Für große Teile Deutschlands hatte der DWD die zweithöchste Unwetterwarnstufe herausgegeben, im Schwarzwald galt in einigen Regionen sogar die höchste der vier Warnstufen. Auf dem Feldberg erreichte der Wind Geschwindigkeiten von bis zu 177 Stundenkilometern. Die Lifte standen dort still. Auf dem Bodensee wurde der Fährbetrieb vorübergehend eingestellt.
Für Einsatzkräfte gab es am Montag viel zu tun. Die Feuerwehren im Landkreis Ravensburg wurden zu mehr als 200 Einsatzstellen gerufen, wie Kreisbrandmeister Oliver Surbeck sagte. Sturmtief Sabine sorgte auch für zahlreiche Stromausfälle, wie Netze-BW-Sprecher Ulrich Stark mitteilte. Im Bereich Oberschwaben-Bodensee-Heuberg hat es in der Nacht von Sonntag auf Montag und am Montag 40 größere Stromausfälle
gegeben. Grund dafür waren vor allem Schäden an Mittelspannungsleitungen durch umgestürzte Bäume. Mehrere Hundert Betriebsmonteure waren in dem Gebiet im Einsatz, um die Schäden zu beheben. Im Landkreis Ravensburg war vor allem der Osten betroffen, im westlichen Landkreis, im Schussental sowie im Bodenseekreis blieb es dagegen eher ruhig.
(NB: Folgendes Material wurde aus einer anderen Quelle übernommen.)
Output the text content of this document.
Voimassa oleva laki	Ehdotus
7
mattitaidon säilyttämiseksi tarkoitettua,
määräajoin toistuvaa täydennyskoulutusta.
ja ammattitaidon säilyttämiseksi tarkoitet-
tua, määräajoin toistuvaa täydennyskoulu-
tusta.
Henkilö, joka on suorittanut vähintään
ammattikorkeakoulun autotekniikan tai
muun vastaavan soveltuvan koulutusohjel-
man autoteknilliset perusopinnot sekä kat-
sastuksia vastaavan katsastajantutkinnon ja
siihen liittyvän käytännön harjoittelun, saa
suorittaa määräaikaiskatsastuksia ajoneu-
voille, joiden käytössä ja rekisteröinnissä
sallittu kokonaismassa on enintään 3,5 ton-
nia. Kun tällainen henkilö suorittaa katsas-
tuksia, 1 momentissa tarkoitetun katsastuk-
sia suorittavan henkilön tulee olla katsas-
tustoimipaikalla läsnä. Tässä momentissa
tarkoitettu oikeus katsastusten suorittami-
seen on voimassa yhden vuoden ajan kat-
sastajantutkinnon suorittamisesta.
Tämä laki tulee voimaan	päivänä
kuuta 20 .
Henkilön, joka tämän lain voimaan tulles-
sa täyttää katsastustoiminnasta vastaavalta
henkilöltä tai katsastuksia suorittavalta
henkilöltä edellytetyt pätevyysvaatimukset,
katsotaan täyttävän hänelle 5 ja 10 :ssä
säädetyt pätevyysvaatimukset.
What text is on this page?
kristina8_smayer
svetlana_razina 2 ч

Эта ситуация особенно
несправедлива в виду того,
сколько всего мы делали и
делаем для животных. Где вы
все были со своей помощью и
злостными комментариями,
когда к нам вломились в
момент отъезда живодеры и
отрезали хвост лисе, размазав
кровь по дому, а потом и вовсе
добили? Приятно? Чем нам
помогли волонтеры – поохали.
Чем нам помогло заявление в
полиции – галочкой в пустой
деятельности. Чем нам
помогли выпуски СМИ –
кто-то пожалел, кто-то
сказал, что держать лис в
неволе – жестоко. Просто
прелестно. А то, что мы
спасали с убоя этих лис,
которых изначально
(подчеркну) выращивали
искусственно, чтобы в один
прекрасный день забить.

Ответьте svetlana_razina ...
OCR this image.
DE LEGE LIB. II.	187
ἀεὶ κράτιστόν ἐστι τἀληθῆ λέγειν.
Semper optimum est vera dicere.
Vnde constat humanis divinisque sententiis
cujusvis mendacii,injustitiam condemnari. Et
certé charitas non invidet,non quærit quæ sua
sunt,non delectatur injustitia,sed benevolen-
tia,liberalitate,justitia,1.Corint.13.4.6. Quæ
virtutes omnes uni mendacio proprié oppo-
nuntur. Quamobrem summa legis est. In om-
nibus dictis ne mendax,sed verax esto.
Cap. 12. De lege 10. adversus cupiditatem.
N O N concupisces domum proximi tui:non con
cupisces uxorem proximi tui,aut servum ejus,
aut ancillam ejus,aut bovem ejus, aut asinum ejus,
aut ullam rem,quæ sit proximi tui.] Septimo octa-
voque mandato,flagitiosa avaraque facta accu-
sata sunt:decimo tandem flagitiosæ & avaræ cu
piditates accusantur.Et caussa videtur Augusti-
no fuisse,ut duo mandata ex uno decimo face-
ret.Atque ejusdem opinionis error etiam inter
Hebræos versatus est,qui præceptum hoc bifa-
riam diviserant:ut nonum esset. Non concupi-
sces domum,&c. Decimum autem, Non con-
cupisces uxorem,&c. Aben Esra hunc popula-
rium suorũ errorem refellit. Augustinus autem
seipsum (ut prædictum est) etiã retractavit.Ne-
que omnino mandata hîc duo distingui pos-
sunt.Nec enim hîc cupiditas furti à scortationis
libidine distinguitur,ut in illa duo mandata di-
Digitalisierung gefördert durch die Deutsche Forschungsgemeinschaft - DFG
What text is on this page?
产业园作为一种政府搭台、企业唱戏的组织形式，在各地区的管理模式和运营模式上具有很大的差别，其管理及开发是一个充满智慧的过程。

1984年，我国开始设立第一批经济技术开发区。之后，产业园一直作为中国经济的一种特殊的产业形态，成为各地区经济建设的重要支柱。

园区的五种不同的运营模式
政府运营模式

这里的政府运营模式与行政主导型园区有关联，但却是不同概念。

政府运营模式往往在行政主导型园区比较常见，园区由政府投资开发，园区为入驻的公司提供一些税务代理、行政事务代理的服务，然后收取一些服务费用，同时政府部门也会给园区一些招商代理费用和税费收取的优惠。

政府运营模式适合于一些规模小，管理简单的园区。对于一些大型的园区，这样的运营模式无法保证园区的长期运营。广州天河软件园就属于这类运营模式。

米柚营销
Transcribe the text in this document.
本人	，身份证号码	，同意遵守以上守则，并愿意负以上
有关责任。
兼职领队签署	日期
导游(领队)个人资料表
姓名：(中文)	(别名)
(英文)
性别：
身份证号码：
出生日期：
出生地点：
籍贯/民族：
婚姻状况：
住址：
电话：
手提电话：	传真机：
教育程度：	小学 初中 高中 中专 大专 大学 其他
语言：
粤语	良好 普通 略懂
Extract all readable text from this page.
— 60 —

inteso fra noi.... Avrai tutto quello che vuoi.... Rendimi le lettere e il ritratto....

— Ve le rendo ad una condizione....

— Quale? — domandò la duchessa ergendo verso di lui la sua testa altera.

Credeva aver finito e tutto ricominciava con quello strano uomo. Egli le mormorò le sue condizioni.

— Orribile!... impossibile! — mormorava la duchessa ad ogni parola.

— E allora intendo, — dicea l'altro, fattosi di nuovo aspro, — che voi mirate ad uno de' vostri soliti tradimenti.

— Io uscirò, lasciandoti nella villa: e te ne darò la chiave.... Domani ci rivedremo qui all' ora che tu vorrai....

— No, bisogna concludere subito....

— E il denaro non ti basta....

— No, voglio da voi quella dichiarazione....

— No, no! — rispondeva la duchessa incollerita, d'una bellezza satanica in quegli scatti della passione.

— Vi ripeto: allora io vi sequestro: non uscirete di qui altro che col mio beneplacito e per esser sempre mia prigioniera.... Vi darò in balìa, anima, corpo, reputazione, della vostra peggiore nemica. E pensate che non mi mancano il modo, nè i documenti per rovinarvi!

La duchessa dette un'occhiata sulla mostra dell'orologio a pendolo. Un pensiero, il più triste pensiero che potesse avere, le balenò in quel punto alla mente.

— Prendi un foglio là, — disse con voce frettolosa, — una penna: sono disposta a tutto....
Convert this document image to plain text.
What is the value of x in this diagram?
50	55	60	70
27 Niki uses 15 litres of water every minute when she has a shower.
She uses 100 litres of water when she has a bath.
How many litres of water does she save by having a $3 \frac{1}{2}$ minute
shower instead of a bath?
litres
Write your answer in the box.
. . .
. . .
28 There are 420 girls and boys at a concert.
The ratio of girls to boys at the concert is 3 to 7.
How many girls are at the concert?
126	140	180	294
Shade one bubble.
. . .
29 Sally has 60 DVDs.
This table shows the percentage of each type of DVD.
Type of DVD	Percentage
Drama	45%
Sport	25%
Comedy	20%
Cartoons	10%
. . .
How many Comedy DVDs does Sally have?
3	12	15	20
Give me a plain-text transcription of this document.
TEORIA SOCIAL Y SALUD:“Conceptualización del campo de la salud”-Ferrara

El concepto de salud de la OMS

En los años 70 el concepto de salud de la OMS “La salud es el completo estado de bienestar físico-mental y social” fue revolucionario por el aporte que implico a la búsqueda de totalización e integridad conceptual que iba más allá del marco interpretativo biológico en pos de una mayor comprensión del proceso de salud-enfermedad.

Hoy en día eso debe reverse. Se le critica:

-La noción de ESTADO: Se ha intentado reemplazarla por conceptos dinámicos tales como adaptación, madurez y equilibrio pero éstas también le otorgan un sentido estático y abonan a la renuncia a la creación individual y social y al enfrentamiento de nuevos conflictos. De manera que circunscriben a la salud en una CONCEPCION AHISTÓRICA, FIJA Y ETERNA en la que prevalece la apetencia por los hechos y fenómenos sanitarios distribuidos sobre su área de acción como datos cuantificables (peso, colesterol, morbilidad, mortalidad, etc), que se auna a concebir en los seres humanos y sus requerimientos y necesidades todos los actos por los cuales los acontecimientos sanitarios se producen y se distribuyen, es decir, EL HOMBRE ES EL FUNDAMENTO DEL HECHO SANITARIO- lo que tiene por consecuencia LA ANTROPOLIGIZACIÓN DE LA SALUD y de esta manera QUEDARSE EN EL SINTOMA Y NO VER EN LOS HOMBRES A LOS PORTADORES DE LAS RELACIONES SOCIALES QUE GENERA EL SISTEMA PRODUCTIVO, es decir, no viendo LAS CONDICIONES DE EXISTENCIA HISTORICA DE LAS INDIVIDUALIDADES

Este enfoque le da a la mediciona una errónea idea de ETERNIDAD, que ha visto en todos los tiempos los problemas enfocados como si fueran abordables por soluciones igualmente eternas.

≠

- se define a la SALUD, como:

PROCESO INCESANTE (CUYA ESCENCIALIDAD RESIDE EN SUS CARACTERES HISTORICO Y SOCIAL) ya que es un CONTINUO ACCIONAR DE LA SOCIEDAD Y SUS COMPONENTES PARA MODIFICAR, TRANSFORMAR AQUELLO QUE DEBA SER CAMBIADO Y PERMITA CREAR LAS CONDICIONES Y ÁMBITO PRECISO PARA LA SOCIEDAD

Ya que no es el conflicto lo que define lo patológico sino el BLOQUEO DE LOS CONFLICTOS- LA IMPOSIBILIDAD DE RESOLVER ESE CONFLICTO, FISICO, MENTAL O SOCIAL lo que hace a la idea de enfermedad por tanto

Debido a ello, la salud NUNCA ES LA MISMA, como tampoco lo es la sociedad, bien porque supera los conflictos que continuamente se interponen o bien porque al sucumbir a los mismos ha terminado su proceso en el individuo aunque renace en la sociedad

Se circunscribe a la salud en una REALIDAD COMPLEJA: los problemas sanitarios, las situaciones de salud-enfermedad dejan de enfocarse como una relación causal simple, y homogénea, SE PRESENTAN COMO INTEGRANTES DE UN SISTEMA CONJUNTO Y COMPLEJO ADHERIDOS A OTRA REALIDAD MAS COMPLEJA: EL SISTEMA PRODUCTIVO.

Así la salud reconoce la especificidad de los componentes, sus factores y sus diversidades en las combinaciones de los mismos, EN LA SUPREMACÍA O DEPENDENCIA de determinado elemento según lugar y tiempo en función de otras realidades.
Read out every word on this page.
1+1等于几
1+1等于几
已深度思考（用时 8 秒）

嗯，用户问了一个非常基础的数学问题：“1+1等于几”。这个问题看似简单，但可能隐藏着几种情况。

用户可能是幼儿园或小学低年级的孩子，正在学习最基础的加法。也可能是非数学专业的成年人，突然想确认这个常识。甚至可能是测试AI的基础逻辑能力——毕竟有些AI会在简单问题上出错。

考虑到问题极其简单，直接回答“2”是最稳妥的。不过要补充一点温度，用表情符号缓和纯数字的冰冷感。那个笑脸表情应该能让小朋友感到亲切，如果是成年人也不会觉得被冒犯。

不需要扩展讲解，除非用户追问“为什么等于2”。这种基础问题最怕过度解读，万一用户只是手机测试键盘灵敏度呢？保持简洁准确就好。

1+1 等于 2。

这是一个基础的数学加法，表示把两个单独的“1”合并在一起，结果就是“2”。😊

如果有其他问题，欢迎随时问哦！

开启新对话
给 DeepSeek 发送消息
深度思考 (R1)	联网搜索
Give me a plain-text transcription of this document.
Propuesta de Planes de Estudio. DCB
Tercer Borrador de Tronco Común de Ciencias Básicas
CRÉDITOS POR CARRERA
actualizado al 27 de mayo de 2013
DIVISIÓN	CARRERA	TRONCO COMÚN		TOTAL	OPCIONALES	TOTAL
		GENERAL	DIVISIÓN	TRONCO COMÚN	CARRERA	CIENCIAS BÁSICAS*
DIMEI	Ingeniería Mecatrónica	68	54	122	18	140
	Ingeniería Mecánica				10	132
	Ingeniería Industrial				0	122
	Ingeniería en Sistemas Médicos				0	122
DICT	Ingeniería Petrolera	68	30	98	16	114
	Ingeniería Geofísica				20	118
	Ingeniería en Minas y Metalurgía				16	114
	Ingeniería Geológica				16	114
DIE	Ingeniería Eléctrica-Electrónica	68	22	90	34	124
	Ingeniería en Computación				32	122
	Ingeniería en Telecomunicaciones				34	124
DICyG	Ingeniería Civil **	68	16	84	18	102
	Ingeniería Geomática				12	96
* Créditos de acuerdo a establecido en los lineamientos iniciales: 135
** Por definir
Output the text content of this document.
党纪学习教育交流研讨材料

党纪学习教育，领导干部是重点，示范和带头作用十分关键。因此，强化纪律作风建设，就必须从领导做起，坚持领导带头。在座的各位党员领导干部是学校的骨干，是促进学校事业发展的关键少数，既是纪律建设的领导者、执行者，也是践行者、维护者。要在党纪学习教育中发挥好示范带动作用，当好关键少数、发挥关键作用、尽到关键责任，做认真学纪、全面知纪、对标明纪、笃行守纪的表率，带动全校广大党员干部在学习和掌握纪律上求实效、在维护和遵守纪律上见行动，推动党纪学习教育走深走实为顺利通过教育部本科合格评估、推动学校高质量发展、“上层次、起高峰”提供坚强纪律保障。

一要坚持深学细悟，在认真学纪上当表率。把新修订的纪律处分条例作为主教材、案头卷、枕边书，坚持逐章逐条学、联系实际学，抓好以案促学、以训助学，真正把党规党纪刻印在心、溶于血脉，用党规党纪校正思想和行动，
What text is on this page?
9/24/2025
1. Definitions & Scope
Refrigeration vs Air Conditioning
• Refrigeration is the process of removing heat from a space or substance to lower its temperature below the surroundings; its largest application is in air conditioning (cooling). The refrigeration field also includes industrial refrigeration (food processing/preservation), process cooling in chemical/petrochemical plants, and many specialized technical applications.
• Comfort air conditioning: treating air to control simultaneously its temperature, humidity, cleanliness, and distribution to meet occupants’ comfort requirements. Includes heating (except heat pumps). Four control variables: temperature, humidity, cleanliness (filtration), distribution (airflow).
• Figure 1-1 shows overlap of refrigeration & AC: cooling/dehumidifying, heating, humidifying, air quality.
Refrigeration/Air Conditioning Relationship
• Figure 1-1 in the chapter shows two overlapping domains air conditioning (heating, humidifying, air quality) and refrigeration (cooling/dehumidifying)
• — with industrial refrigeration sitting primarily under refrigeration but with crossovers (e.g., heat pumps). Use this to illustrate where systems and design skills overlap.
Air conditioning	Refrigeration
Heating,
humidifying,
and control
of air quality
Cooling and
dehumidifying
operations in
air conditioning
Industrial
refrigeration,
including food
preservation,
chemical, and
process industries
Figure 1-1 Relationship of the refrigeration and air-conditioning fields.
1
Vor dem Risiko umstürzender Bäume und herabbrechender Äste warnte Baden-Württembergs Landwirtschaftsminister Peter Hauk (CDU). „Wer jetzt die Wälder betritt, begibt sich in Lebensgefahr“, so Hauk, dessen Ministerium auch für den Wald im Land zuständig ist. Auch beim Fahren auf Straßen, die durch oder entlang von Wäldern führen, sei besondere Vorsicht angezeigt. „In den kommenden Tagen und Wochen werden zahlreiche Waldgebiete durch die Aufräumungsarbeiten gesperrt sein. Die Bürger sind gehalten, diese Sperrungen zu ihrem eigenen Schutz unbedingt zu beachten, aber auch um die Arbeiten nicht zu behindern“, betont Hauk.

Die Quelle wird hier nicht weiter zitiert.